Immature faith will result in irrational behavior.  Look at the assumption on the part of Abraham concerning the men of Egypt.  His recourse was…. “Lie for me.”  And after what he had feared had come upon him, here he is, handsomely rewarded and looking dumbfounded, wondering, “How’d I get in this mess?”  Like  it  or not, he got there the same way that we do, he did it to himself.

I am glad, however, that this is  one of those situations where we can say, “But God.”  Abram had  gotten himself into a mess that he could not get out of.  He had made some poor choices  and was paying the price.  But God was mindful of  His child in distress, and was already working it all out for him.  Praise God for a loving Father who remembers that we are but dust and prone to fail.  He takes care of us in spite of ourselves.  Just as He did here in Abram’s case.

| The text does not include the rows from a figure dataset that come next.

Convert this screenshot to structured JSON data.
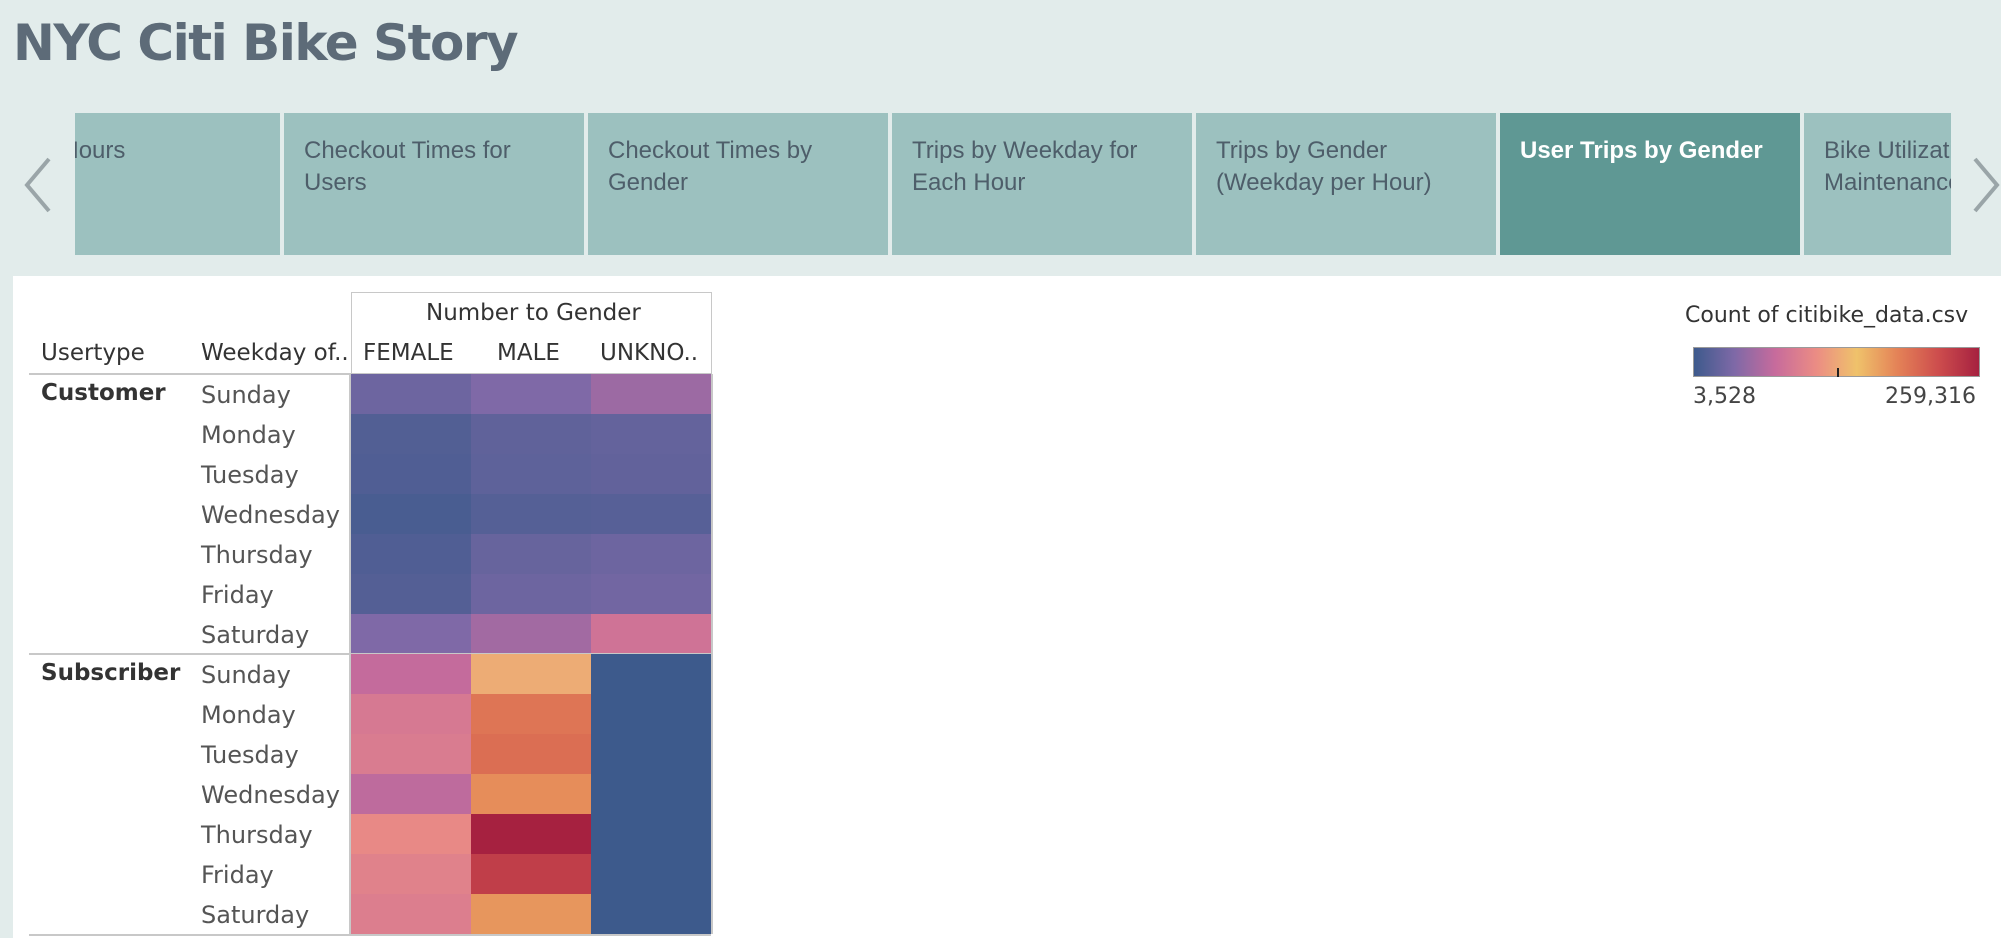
{
  "app_title": "NYC Citi Bike Story",
  "tabs": [
    {
      "label": "Peak Hours",
      "active": false
    },
    {
      "label": "Checkout Times for Users",
      "active": false
    },
    {
      "label": "Checkout Times by Gender",
      "active": false
    },
    {
      "label": "Trips by Weekday for Each Hour",
      "active": false
    },
    {
      "label": "Trips by Gender (Weekday per Hour)",
      "active": false
    },
    {
      "label": "User Trips by Gender",
      "active": true
    },
    {
      "label": "Bike Utilization Maintenance",
      "active": false
    }
  ],
  "icons": {
    "prev": "chevron-left-icon",
    "next": "chevron-right-icon"
  },
  "chart_data": {
    "type": "heatmap",
    "column_group_header": "Number to Gender",
    "row_headers": [
      "Usertype",
      "Weekday of.."
    ],
    "columns": [
      "FEMALE",
      "MALE",
      "UNKNO.."
    ],
    "groups": [
      {
        "usertype": "Customer",
        "rows": [
          {
            "weekday": "Sunday",
            "values": [
              30000,
              40000,
              55000
            ]
          },
          {
            "weekday": "Monday",
            "values": [
              15000,
              23000,
              25000
            ]
          },
          {
            "weekday": "Tuesday",
            "values": [
              14000,
              22000,
              24000
            ]
          },
          {
            "weekday": "Wednesday",
            "values": [
              10000,
              17000,
              18000
            ]
          },
          {
            "weekday": "Thursday",
            "values": [
              14000,
              27000,
              30000
            ]
          },
          {
            "weekday": "Friday",
            "values": [
              16000,
              30000,
              33000
            ]
          },
          {
            "weekday": "Saturday",
            "values": [
              40000,
              58000,
              85000
            ]
          }
        ]
      },
      {
        "usertype": "Subscriber",
        "rows": [
          {
            "weekday": "Sunday",
            "values": [
              75000,
              135000,
              3528
            ]
          },
          {
            "weekday": "Monday",
            "values": [
              92000,
              195000,
              3600
            ]
          },
          {
            "weekday": "Tuesday",
            "values": [
              95000,
              200000,
              3600
            ]
          },
          {
            "weekday": "Wednesday",
            "values": [
              72000,
              180000,
              3600
            ]
          },
          {
            "weekday": "Thursday",
            "values": [
              110000,
              259316,
              3600
            ]
          },
          {
            "weekday": "Friday",
            "values": [
              102000,
              235000,
              3600
            ]
          },
          {
            "weekday": "Saturday",
            "values": [
              98000,
              175000,
              3600
            ]
          }
        ]
      }
    ],
    "legend": {
      "title": "Count of citibike_data.csv",
      "min": 3528,
      "max": 259316,
      "min_label": "3,528",
      "max_label": "259,316",
      "palette": [
        "#3d5a8c",
        "#7f69a7",
        "#c76b9c",
        "#eb8c84",
        "#efc26b",
        "#e48257",
        "#cd4d4d",
        "#a62140"
      ]
    }
  }
}
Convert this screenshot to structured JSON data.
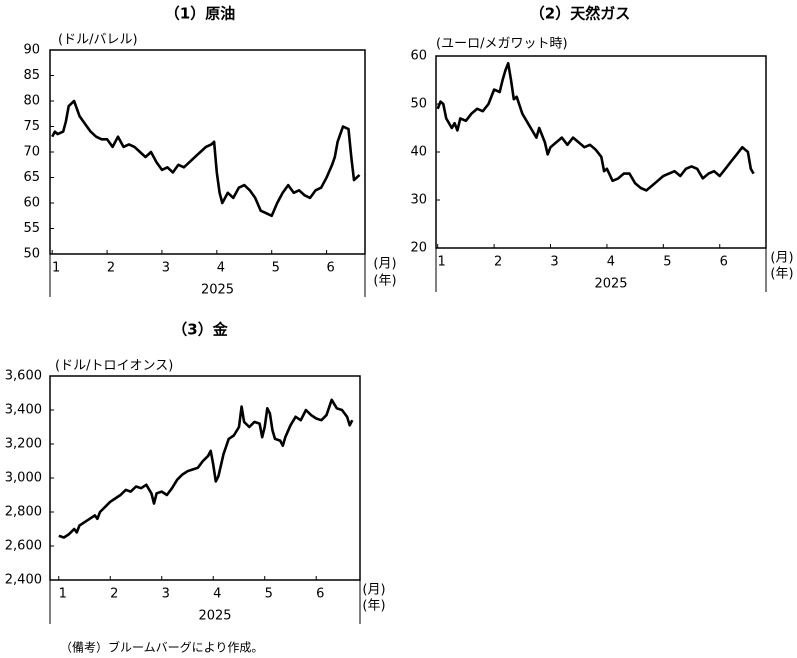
{
  "chart_data": [
    {
      "type": "line",
      "title": "（1）原油",
      "ylabel": "(ドル/バレル)",
      "x_unit": "(月)",
      "year_unit": "(年)",
      "year": "2025",
      "color": "#000000",
      "xlim": [
        0.96,
        6.7
      ],
      "xticks": [
        1,
        2,
        3,
        4,
        5,
        6
      ],
      "ylim": [
        50,
        90
      ],
      "yticks": [
        50,
        55,
        60,
        65,
        70,
        75,
        80,
        85,
        90
      ],
      "x": [
        1.0,
        1.05,
        1.1,
        1.2,
        1.25,
        1.3,
        1.4,
        1.5,
        1.6,
        1.7,
        1.8,
        1.9,
        2.0,
        2.1,
        2.2,
        2.3,
        2.4,
        2.5,
        2.6,
        2.7,
        2.8,
        2.9,
        3.0,
        3.1,
        3.2,
        3.3,
        3.4,
        3.5,
        3.6,
        3.7,
        3.8,
        3.9,
        3.95,
        4.0,
        4.05,
        4.1,
        4.2,
        4.3,
        4.4,
        4.5,
        4.6,
        4.7,
        4.8,
        4.9,
        5.0,
        5.1,
        5.2,
        5.3,
        5.4,
        5.5,
        5.6,
        5.7,
        5.8,
        5.9,
        6.0,
        6.1,
        6.15,
        6.2,
        6.3,
        6.4,
        6.45,
        6.5,
        6.6
      ],
      "values": [
        73,
        74,
        73.5,
        74,
        76,
        79,
        80,
        77,
        75.5,
        74,
        73,
        72.5,
        72.5,
        71,
        73,
        71,
        71.5,
        71,
        70,
        69,
        70,
        68,
        66.5,
        67,
        66,
        67.5,
        67,
        68,
        69,
        70,
        71,
        71.5,
        72,
        66,
        62,
        60,
        62,
        61,
        63,
        63.5,
        62.5,
        61,
        58.5,
        58,
        57.5,
        60,
        62,
        63.5,
        62,
        62.5,
        61.5,
        61,
        62.5,
        63,
        65,
        67.5,
        69,
        72,
        75,
        74.5,
        69,
        64.5,
        65.5
      ]
    },
    {
      "type": "line",
      "title": "（2）天然ガス",
      "ylabel": "(ユーロ/メガワット時)",
      "x_unit": "(月)",
      "year_unit": "(年)",
      "year": "2025",
      "color": "#000000",
      "xlim": [
        0.97,
        6.82
      ],
      "xticks": [
        1,
        2,
        3,
        4,
        5,
        6
      ],
      "ylim": [
        20,
        60
      ],
      "yticks": [
        20,
        30,
        40,
        50,
        60
      ],
      "x": [
        1.0,
        1.05,
        1.1,
        1.15,
        1.25,
        1.3,
        1.35,
        1.4,
        1.5,
        1.6,
        1.7,
        1.8,
        1.9,
        2.0,
        2.1,
        2.15,
        2.2,
        2.25,
        2.3,
        2.35,
        2.4,
        2.5,
        2.6,
        2.7,
        2.75,
        2.8,
        2.9,
        2.95,
        3.0,
        3.1,
        3.2,
        3.3,
        3.4,
        3.5,
        3.6,
        3.7,
        3.8,
        3.9,
        3.95,
        4.0,
        4.1,
        4.2,
        4.3,
        4.4,
        4.5,
        4.6,
        4.7,
        4.8,
        4.9,
        5.0,
        5.1,
        5.2,
        5.3,
        5.4,
        5.5,
        5.6,
        5.7,
        5.8,
        5.9,
        6.0,
        6.1,
        6.2,
        6.3,
        6.4,
        6.5,
        6.55,
        6.6
      ],
      "values": [
        49,
        50.5,
        50,
        47,
        45,
        46,
        44.5,
        47,
        46.5,
        48,
        49,
        48.5,
        50,
        53,
        52.5,
        55,
        57,
        58.5,
        55,
        51,
        51.5,
        48,
        46,
        44,
        43,
        45,
        42,
        39.5,
        41,
        42,
        43,
        41.5,
        43,
        42,
        41,
        41.5,
        40.5,
        39,
        36,
        36.5,
        34,
        34.5,
        35.5,
        35.5,
        33.5,
        32.5,
        32,
        33,
        34,
        35,
        35.5,
        36,
        35,
        36.5,
        37,
        36.5,
        34.5,
        35.5,
        36,
        35,
        36.5,
        38,
        39.5,
        41,
        40,
        36.5,
        35.5
      ]
    },
    {
      "type": "line",
      "title": "（3）金",
      "ylabel": "(ドル/トロイオンス)",
      "x_unit": "(月)",
      "year_unit": "(年)",
      "year": "2025",
      "color": "#000000",
      "xlim": [
        0.83,
        6.85
      ],
      "xticks": [
        1,
        2,
        3,
        4,
        5,
        6
      ],
      "ylim": [
        2400,
        3600
      ],
      "yticks": [
        {
          "value": 2400,
          "label": "2,400"
        },
        {
          "value": 2600,
          "label": "2,600"
        },
        {
          "value": 2800,
          "label": "2,800"
        },
        {
          "value": 3000,
          "label": "3,000"
        },
        {
          "value": 3200,
          "label": "3,200"
        },
        {
          "value": 3400,
          "label": "3,400"
        },
        {
          "value": 3600,
          "label": "3,600"
        }
      ],
      "x": [
        1.0,
        1.1,
        1.2,
        1.3,
        1.35,
        1.4,
        1.5,
        1.6,
        1.7,
        1.75,
        1.8,
        1.9,
        2.0,
        2.1,
        2.2,
        2.3,
        2.4,
        2.5,
        2.6,
        2.7,
        2.8,
        2.85,
        2.9,
        3.0,
        3.1,
        3.2,
        3.3,
        3.4,
        3.5,
        3.6,
        3.7,
        3.8,
        3.9,
        3.95,
        4.0,
        4.05,
        4.1,
        4.2,
        4.3,
        4.4,
        4.5,
        4.55,
        4.6,
        4.7,
        4.8,
        4.9,
        4.95,
        5.0,
        5.05,
        5.1,
        5.15,
        5.2,
        5.3,
        5.35,
        5.4,
        5.5,
        5.6,
        5.7,
        5.8,
        5.9,
        6.0,
        6.1,
        6.2,
        6.3,
        6.4,
        6.5,
        6.6,
        6.65,
        6.7
      ],
      "values": [
        2660,
        2650,
        2670,
        2700,
        2680,
        2720,
        2740,
        2760,
        2780,
        2760,
        2800,
        2830,
        2860,
        2880,
        2900,
        2930,
        2920,
        2950,
        2940,
        2960,
        2910,
        2850,
        2910,
        2920,
        2900,
        2940,
        2990,
        3020,
        3040,
        3050,
        3060,
        3100,
        3130,
        3160,
        3080,
        2980,
        3010,
        3140,
        3230,
        3250,
        3300,
        3420,
        3330,
        3300,
        3330,
        3320,
        3240,
        3300,
        3410,
        3380,
        3280,
        3230,
        3220,
        3190,
        3240,
        3310,
        3360,
        3340,
        3400,
        3370,
        3350,
        3340,
        3370,
        3460,
        3410,
        3400,
        3360,
        3310,
        3340
      ]
    }
  ],
  "footnote": "（備考）ブルームバーグにより作成。"
}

Now I want you to note where Abram went.  He went right back to where he was  at the  first.  Yet and still there was much to be done.  He still had to do something about his sin of disobedience.  He had been through a great deal, but now, he needed to get rid of that forbidden stumbling block.  Still, it took God to work that out too.  (13:5-8)  Look what a painful experience, yet it could have been avoided if he had obeyed God completely from the start.  Obedience is far less painful than the wounds that we suffer due to our own failures.

Next time you begin to wonder, “How did I get into this mess?”  remember Abram, how he got there, and what he  had to do.  He had to go back to where he got away from God at the beginning, he had to repent.  If we will realize that most of  the time it is all our fault and go back in repentance, God will meet us and greet us with open arms.